O hidrogênio verde se destaca como uma opção sustentável obtida por meio da eletrólise da água, utilizando energia de fontes renováveis, como solar, eólica ou hídrica
Por Ana Claudia La Plata de Mello Franco, João Victor Basilio de Barros, Marina Sheppard Juvenal, Lígia Maria de Lima e Fonseca Vicente*
O hidrogênio é o elemento mais abundante no universo, e tem desempenhado um papel crucial na busca por fontes de energia mais limpas e sustentáveis.
Não é facilmente encontrado na forma pura na natureza. Sua produção, em regra, envolve processos químicos, resultando em diferentes tipos de hidrogênio, classificados de acordo com a fonte de obtenção (“taxonomia do hidrogênio”).
O hidrogênio verde se destaca como uma opção sustentável obtida por meio da eletrólise da água, utilizando energia de fontes renováveis, como solar, eólica ou hídrica. Esse processo libera oxigênio como subproduto, sendo isento de emissões poluentes. Em contraste, outras formas de hidrogênio, como o cinza, são obtidas a partir de combustíveis fósseis, gerando emissões de CO2.
Atualmente, embora exista uma produção crescente de hidrogênio verde e um mercado propício para sua comercialização no Brasil, ainda não há um marco regulatório específico para tratar do tema. A regulação em perspectiva tem como grande objetivo reforçar as políticas nacionais já existentes que contribuem para a transição energética, como foi reconhecida, aliás, entre as prioridades do Programa Nacional do Hidrogênio (PNH2).
De acordo com o Relatório Final do Plano Nacional de Energia 2050 da Empresa de Pesquisa Energética (EPE), aprovado pela Portaria MME n° 451/2020, o atual processo de transição energética tem sido embasado em condicionantes como o desenvolvimento sustentável, as mudanças climáticas e as inovações tecnológicas.
Nesse cenário, o hidrogênio verde tem sido considerado um importante vetor para o processo de transformação em direção a uma economia de baixo carbono e menor pegada ambiental, o que encontra reflexo nas atuais iniciativas legislativas.
No âmbito do Senado Federal, estão em processo de tramitação dois Projetos de Lei. Um deles é o Projeto de Lei nº 725/2022, que visa regulamentar a incorporação do hidrogênio como uma fonte viável de energia no contexto brasileiro. Ele estabelece critérios e incentivos para a promoção do uso do hidrogênio sustentável, que é aquele obtido a partir de fontes renováveis como energia solar, eólica, biomassas, biogás e hidráulica.

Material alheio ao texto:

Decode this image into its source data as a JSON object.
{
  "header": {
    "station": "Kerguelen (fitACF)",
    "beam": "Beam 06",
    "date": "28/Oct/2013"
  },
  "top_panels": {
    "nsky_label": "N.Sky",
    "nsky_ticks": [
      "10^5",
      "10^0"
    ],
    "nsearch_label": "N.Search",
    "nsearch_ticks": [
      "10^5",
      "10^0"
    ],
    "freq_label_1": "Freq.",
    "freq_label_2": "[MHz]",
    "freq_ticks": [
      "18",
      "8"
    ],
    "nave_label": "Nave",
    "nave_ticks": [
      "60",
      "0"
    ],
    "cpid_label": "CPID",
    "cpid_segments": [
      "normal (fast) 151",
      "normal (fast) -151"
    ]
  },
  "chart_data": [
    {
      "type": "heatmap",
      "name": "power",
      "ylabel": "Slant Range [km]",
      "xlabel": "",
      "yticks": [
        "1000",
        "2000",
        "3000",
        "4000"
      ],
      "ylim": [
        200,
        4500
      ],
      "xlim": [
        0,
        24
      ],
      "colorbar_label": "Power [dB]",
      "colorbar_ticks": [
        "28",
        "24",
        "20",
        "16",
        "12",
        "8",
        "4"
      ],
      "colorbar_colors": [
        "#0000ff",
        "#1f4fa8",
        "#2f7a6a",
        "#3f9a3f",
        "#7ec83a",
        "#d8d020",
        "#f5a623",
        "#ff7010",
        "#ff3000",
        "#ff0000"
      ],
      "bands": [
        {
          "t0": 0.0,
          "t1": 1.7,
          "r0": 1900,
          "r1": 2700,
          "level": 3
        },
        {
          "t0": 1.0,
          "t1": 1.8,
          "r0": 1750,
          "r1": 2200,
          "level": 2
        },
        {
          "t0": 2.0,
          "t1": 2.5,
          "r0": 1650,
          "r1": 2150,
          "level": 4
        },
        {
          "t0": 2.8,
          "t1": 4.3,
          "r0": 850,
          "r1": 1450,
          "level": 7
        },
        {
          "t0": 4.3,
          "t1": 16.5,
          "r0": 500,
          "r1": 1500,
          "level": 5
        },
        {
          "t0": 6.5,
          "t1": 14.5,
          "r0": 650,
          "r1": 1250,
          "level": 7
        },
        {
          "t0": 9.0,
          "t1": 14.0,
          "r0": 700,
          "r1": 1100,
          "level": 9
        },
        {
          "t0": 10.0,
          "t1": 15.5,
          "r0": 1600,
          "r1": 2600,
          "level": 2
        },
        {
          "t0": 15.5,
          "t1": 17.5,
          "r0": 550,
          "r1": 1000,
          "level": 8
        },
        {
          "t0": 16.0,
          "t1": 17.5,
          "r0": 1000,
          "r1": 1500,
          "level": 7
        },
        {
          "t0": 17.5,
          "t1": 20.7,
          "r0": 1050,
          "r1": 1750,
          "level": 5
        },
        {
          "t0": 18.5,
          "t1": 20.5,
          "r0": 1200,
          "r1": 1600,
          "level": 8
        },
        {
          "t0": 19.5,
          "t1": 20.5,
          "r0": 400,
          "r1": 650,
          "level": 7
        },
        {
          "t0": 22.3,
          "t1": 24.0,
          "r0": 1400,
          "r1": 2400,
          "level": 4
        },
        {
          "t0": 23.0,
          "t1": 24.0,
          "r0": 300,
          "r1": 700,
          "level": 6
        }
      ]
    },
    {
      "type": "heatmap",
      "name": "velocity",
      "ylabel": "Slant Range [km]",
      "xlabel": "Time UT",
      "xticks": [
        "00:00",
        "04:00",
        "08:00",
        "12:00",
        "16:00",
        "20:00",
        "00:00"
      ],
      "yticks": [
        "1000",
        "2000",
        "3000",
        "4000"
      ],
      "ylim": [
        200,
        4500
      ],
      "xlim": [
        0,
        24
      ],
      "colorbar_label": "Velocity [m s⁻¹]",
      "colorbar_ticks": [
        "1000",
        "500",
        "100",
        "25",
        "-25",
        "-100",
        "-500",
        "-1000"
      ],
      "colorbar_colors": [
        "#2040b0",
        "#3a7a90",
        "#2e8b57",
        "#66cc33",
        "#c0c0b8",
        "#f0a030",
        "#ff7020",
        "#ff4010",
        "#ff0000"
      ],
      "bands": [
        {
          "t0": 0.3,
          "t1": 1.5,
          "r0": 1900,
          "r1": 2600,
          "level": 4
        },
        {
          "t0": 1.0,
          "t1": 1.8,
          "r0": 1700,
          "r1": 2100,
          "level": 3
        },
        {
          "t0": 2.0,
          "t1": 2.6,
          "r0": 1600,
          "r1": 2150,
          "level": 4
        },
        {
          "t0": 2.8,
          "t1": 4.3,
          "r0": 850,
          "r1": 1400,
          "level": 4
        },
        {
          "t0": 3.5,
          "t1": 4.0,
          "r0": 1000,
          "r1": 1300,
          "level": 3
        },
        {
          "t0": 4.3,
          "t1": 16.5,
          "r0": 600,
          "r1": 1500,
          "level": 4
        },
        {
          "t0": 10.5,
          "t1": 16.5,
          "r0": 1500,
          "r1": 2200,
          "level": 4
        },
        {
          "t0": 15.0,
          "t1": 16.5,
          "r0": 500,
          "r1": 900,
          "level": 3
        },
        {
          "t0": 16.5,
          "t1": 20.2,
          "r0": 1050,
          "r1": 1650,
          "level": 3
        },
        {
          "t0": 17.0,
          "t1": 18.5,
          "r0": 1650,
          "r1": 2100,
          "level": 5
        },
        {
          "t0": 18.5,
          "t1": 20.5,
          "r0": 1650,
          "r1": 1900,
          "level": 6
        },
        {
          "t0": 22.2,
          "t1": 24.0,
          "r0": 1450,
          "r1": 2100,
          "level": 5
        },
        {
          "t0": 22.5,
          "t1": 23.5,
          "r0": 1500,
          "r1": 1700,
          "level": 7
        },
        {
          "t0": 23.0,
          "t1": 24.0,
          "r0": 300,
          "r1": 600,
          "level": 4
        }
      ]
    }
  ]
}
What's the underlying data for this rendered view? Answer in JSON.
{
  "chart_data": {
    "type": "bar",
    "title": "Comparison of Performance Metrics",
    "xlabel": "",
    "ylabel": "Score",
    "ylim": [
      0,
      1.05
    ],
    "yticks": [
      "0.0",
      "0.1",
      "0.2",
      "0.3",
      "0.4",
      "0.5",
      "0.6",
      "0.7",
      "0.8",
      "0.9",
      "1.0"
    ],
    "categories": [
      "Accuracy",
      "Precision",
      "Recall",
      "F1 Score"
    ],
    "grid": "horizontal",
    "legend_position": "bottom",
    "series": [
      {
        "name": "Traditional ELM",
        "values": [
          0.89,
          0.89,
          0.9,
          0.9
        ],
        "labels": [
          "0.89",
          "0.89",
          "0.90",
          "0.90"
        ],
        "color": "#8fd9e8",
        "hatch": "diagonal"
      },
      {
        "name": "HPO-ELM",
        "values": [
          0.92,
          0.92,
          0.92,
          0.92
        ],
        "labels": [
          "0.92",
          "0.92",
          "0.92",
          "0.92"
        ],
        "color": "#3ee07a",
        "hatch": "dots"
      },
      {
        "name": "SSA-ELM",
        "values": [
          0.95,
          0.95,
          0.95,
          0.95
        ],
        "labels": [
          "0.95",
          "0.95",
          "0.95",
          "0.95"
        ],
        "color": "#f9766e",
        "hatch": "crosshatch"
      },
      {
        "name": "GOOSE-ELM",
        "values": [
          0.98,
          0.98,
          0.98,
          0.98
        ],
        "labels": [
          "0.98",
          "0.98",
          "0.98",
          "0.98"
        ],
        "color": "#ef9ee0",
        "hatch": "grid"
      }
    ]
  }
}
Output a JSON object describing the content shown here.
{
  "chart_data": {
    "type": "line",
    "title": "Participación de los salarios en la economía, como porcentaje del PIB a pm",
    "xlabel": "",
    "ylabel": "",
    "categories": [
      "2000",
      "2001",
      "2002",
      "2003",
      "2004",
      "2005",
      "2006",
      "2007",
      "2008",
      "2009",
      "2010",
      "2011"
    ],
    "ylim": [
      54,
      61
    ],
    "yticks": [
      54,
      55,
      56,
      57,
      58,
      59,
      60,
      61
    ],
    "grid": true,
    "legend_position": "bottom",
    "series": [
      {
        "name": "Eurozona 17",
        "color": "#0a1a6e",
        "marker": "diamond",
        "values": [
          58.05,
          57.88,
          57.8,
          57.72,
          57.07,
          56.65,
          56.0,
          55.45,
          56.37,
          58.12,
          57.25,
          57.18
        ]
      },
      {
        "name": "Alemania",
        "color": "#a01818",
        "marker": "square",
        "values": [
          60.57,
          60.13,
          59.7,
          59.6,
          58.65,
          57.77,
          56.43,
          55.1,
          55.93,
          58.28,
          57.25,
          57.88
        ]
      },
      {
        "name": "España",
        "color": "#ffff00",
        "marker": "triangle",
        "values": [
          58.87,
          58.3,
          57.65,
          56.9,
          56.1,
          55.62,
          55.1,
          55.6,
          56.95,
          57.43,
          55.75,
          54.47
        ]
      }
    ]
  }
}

O outro, é o Projeto de Lei nº 1.878/2022, que apresenta a definição específica de “Hidrogênio Verde”, que “corresponde ao Hidrogênio que permanece em estado gasoso em condições normais de temperatura e pressão, gerado a partir da eletrólise da água, a qual se utiliza, para sua produção, da energia elétrica gerada por fontes de energia renováveis, sem emissão direta de dióxido de carbono na atmosfera no seu ciclo de produção..
Na Câmara dos Deputados, por sua vez, encontra-se em tramitação o Projeto de Lei nº 2.308/2023, que também traz uma definição para hidrogênio verde, considerado aquele utilizado como combustível obtido a partir de quaisquer processos ou rotas tecnológicas com uso de fontes renováveis de energia, tais como eletrólise da água, gaseificação de biomassa renovável, reforma de biogás ou de biometano, reforma de glicerina coproduto da fabricação de biodiesel, reforma de etanol, fotólise solar da água, entre outros processos dispostos em regulamento.
É evidente que as propostas legislativas têm como objetivo primordial favorecer o uso do hidrogênio gerado a partir de fontes renováveis. Essa abordagem está intrinsecamente ligada ao princípio fundamental do desenvolvimento sustentável delineado na Constituição Federal, que visa a garantir a utilização responsável dos recursos naturais, com a intenção de preservá-los para as gerações futuras.
A produção de hidrogênio verde em escala comercial ainda não se encontra estabelecida no Brasil. No entanto, já estão em operação plantas piloto, como a instalação da empresa EDP localizada no Complexo Termelétrico do Pecém, situado no estado do Ceará. Além disso, estão em fase de implementação diversos projetos, entre os quais se destaca a iniciativa da Unigel para a produção em larga escala de hidrogênio verde no Polo Petroquímico de Camaçari, localizado na Bahia.
Nesse sentido, o Plano Trienal 2023/2025 do PNH2, lançado recentemente, em 24 de agosto de 2023, afirma que são ambições do país, no contexto do PNH2, a instalação de plantas pilotos em todas as regiões do Brasil até 2025, assim como a consolidação do Brasil, até 2030, como a nação do mundo com o menor custo de produção de hidrogênio de baixa emissão.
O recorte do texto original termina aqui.